Expected time to completion: 2 months Payment: 4 stars

Deliverables

  • Submit a PR to lnd for RPC methods enabling onion injection and hash preimage interception, for outbound payment routes
  • Release a draft UI using %volt to invoice and confirm receipt of multi-Urbit-hop incoming payments

Requirements

  • Library for serializing and deserializing Lightning onions
  • Gossip protocol for route information
  • Add support to %volt for opening channels with multiple counterparty ships
  • Use logged routing gossip to select intra-Urbit final hops and add them to an invoice as route hints
  • Parse onion data injected into %volt-provider from lnd
  • Add %pokes for forwarding onion data
  • Use de/serialization library to extract the local HTLC from a decrypted onion, initiate %volt’s BOLT 3 workflow

Outgoing Routing

Expected time to completion: 1 month Payment: 2 stars

  • Use logged routing gossip to construct outgoing routes and encrypt the resulting HTLC chain in an onion
  • Inject onions from %volt-provider into lnd
  • Receive hash preimages from lnd and use them to settle HTLCs in interior channels
  • Add %pokes for forwarding preimages after settlement
  • Final deliverable: Release a full-featured (inbound and outbound) multi-hop %volt extension and UI updates

Additional Future Work

This grant is intended to be the beginning of a long-term project realizing the potential of Urbit/Lightning integration. Whether or how much of this will involve seeking further grant funding is hard to say in advance, but I think it’s worth giving a brief overview of what I have in mind.

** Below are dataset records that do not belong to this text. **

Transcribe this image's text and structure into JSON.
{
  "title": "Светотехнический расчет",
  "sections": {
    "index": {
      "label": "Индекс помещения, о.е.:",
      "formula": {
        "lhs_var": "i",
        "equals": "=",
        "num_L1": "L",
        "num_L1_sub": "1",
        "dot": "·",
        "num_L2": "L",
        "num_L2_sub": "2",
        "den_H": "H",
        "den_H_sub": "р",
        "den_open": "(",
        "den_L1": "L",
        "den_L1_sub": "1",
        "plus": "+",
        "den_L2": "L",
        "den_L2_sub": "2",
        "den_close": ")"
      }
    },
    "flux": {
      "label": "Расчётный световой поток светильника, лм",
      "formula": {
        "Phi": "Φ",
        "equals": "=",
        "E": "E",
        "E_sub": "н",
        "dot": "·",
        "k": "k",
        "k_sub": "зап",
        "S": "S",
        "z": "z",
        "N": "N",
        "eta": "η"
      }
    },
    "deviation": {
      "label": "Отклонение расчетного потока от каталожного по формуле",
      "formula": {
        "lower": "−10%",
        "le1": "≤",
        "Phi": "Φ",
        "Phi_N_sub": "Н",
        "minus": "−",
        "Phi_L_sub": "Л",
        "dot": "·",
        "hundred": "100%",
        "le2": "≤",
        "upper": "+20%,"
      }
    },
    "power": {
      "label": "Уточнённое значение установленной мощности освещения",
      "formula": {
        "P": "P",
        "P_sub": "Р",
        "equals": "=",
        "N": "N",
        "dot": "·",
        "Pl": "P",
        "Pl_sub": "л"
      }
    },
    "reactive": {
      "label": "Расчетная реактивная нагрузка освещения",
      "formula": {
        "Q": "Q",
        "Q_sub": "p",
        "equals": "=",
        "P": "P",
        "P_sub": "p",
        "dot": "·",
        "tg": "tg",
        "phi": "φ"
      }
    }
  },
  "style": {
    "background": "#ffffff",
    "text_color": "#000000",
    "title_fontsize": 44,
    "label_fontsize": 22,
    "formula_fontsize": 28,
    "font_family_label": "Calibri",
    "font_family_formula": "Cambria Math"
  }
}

  • The single biggest win in this space will be implementation of the recently announced Taro protocol, which allows arbitrary assets like NFTs and stablecoins to be represented on the Bitcoin chain in a private and lightweight fashion and transferred via Lightning. Moving quickly on this (immediately after completion of the current proposal) would make Urbit the first fullstack environment for using the biggest expansion of Bitcoin’s capabilities since Lightning. My focus will be on using Bitcoin NFTs as granular, transferable rights and roles for ships participating in different communities and app ecosystems, but as the DeFi community’s interest in Urbit grows I expect supporting alt- and stablecoin use-cases to be highly significant as well.
  • The app integrations covered in this proposal are only the basics even of what’s currently possible. Creating a library that can be used by any app, eg. Pokur to support betting with Lightning, is a priority since by 6 months from now I expect the Urbit app ecosystem to have multiplied several times in size. The reason for doing bespoke integrations with Groups and Pals first is simply to start generating common use and awareness on the network rather than allow Bitcoin integration to continue lying largely fallow while waiting for development.
  • My favorite species of these use-cases is atomic streaming payments: continuous resources like audio/video or services that are incrementally accessed using cryptographic credentials received via proof of ongoing payments. The first application of this will be pay-to-play WebRTC streams, eg. through integration with Assembly Capital's %radio, but data, compute, and storage, eg. for hosting or AI applications, are all next steps.
  • Improvements to the bitcoin wallet to make it more resemble a traditional light client in security model and UX are a necessity. I expect a large degree of overlap and concentration for the first year or more between providers of Bitcoin full nodes and Lightning nodes on the network, which would put the funds of many non-node-operating Lightning users of the current wallet in a highly precarious situation.

About Me

My previous background is in Solidity and Javascript development for DeFi protocols on Ethereum, always with the ambition of eventually leaving the Ethereum space and working on Bitcoin, which I became enthusiastic about through a philosophy seminar in 2015. I’ve learned Hoon and Gall app development off and on over the past two years, and recently completed a demo app implementing a basic gossip protocol. I've also operated my own cloud-hosted Lightning and Bitcoin nodes and intend to serve as a provider for these services on Urbit.